Di mata para pengkritik, terutama kaum elite kaya di ibu kota dan penduduk di daerah perbatasan, Boric diberi label “komunis”, terlebih karena asosiasinya dengan Partai Komunis Chili yang merupakan salah satu partai pendukungnya. Bagi para hater, Boric bakal jadi seperti Hugo Chavez yang mau mengubah Chili jadi “Chilezuela”.

Namun Sandra Weiss dalam ulasannya tentang Boric untuk media Jerman Der Tagesspiegel menyebut basis politik Boric kurang jelas. Boric memang terinspirasi oleh para pemikir marxis, dari mulai Wakil Presiden Bolivia Álvaro García Linera sampai pemikir Italia Antonio Gramsci. Akan tetapi, saat berpidato, Boric kadang terdengar agresif layaknya tokoh revolusioner Amerika Latin dan di lain waktu bisa juga seperti seorang sosial demokrat dari negara-negara Nordik.

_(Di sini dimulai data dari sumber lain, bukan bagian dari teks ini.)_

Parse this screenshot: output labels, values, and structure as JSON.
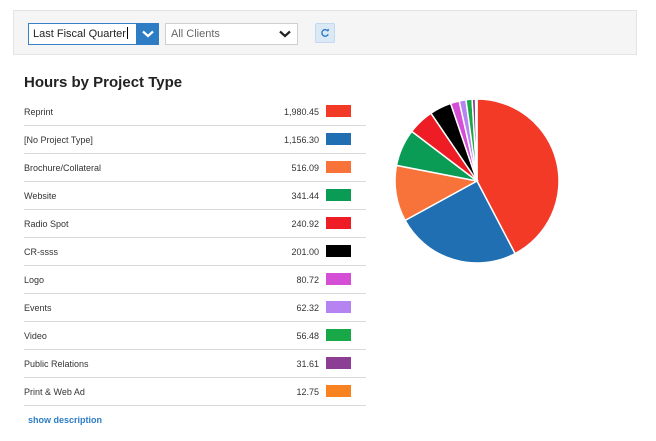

Dirinya juga dianggap pragmatis karena pernah bernegosiasi tentang referendum konstitusi baru dengan pemerintah yang kala itu didominasi para elite politik kanan.

Sementara ekonom Francisco Castaneda dari kampus swasta Universidad Mayor di Santiago menilai “Boric bukan komunis.” Menurutnya, “Kelompok politiknya [Boric] sedang belajar untuk memahami bahwa tanggung jawab fiskal itu penting, dan bahwa reformasi untuk mengakhiri kesenjangan sosial harus dilakukan secara bertahap, dalam jangka panjang.”

Boric bisa dibilang lebih mewakili suara generasi sosialis baru atau populer dengan istilah “milenial kiri”. Angkatan kelahiran dekade 1980 sampai 1990-an ini berbeda dari para pendahulunya yang menitikberatkan aktivitas partai dan serikat pekerja untuk memupuk kesadaran dan kemampuan berpolitik. Sebagaimana Boric dan kawan-kawannya tunjukkan, milenial kiri cenderung berangkat dari aktivisme jalanan—dibantu dengan kemudahan teknologi seperti Twitter—untuk menantang status quo dan menyuarakan isu-isu yang mengusik benak mereka: ketimpangan sosio-ekonomi, rasisme struktural, kesetaraan gender, hak asasi, isu iklim, dan lingkungan.

Program Boric

Ideologi yang cenderung tidak terlalu kiri tersebut juga tampak dalam visi Boric dalam mengelola negara. Ia berambisi untuk mengubah Chili jadi negara kesejahteraan (welfare state) yang gagasan utamanya adalah redistribusi kekayaan. “Agar semua orang punya hak yang sama berapa pun uang yang ada di dompetnya.”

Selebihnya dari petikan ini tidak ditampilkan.